Telemetry is a great tool for a rider like me. The technology helps to interpret data collected during the test and race. Together with my chief mechanic, we are able to change the bike’s settings based on the data from telemetry. We feed in information based on what I experienced on track and, in return, it shows what needs to be done and what needs to be perfected. It is cool.
In between races, what do you do?
I’m always up to something fun and nice. Usually, I’ll hang out with my good friends – Luis Salom of Spain, Sandro Cortese of Germany and Azlan Shah. We go out for drinks and listen to cool music. We crack a lot of jokes. I watch movies via computer too, sometimes.
I don’t like to stay alone or just spend time in bed. If they are busy, I’ll take my scooter and go meet others at their paddock.
There are 18 rounds in a season. How do you manage the busy schedule and the travelling?
My lifestyle has really changed and I’m getting used to it. I travel a lot nowadays but I’m used to it. If the venue is within four hours, I’ll go with the team by car. I have followed the truck once. Most of the times, though, we take a flight. It’s all about adjusting. It is the life in fast track, I guess.
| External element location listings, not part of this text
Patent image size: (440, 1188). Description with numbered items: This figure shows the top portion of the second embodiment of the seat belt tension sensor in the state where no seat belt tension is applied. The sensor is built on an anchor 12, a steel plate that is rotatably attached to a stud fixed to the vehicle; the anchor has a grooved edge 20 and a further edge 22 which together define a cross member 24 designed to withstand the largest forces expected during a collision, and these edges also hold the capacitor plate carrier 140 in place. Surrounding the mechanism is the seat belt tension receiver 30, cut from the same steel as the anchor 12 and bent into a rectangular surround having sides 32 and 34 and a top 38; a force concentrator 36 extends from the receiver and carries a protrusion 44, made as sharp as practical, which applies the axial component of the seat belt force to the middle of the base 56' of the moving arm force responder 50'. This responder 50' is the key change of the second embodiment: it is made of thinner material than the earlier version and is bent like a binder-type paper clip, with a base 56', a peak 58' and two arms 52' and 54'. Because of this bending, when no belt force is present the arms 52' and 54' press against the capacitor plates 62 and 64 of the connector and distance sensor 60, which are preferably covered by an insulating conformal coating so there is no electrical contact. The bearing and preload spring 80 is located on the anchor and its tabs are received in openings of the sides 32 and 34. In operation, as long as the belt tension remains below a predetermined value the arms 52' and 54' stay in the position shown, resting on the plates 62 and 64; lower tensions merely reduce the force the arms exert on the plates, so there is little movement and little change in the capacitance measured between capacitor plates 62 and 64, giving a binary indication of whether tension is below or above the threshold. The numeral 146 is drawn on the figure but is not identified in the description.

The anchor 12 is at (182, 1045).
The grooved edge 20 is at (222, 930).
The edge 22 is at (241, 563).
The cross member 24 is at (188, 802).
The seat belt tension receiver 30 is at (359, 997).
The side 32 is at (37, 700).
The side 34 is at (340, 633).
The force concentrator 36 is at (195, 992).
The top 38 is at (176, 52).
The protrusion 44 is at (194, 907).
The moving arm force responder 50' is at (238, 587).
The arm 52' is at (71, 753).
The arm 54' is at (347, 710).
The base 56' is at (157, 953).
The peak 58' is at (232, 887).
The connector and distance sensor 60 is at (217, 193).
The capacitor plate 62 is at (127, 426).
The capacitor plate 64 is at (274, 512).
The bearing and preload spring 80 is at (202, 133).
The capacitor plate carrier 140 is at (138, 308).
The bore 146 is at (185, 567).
You listen to music before the race starts – what kind of music?
I just love it. My favourite is rhythm and blues. I also enjoy music spun by disc jockeys. I listen to them a lot before the race starts – especially the upbeat ones (One can see Hafiz at the paddock quietly listening to his music in a corner). It just gets the adrenaline going. With this exciting music at the background, I can picture myself braking hard at corners before pulling away as fast as possible. I do listen to a lot of David Guetta’s music.
How important is the technology and social media for you?
I cannot imagine life without my smart phone. I’m always with my handphone. I update information on Instagram and tweet when I have some information to share with my fans. It is just a way to keep them engaged with my life here. I call home quite regularly too – to keep my father and mother posted on what’s going on.
How do you cope with the language barriers?
When I went to Australia for one international event a few years ago, I didn’t even know how to order drinks in English. Fortunately, Barry helped me along the way – correcting me whenever I got it wrong. Now, I’m getting better at it. I’m not embarrassed to speak in English anymore and am always looking at ways to improve. I’m picking up Spanish too. Hola!
Tell us one of your good memories – and one that you wish to forget too?
I think the best race I’ve had so far was at the Argentina Grand Prix. It was held at a new track and all the riders got into the race on equal footing. If not for a wrong tactical move on my side, we could have achieved the best result there. Overall, it was a great three days.
I have not experienced any bad situation just yet ... but it would have been great to avoid the races without winning points. I want to win at least one point in every race.
Have there been any embarrassing moments at the racing track?
I remember one – just before the start of the season. We were testing the bikes and I did just fine. When we were done, I was getting into the back of the truck via the high steps but lost my grip and fell. The team members had a good laugh ... I did well not to crash the bike but I was clumsy and fell instead. Fortunately, I was still in my racing suit – so there was minimal damage.
Grid girls and umbrella girls are permanent fixtures in motor racing. How do you keep yourself away from temptations and distractions?
(He laughed). I’m very focused in my racing career here. I have no girlfriends – if you know what I mean. I know how to handle the distractions here. I have close friends back home and I keep in touch with them. I confide in them all my ups and downs here and it’s a great way to release some of the pressure that comes with being a racer.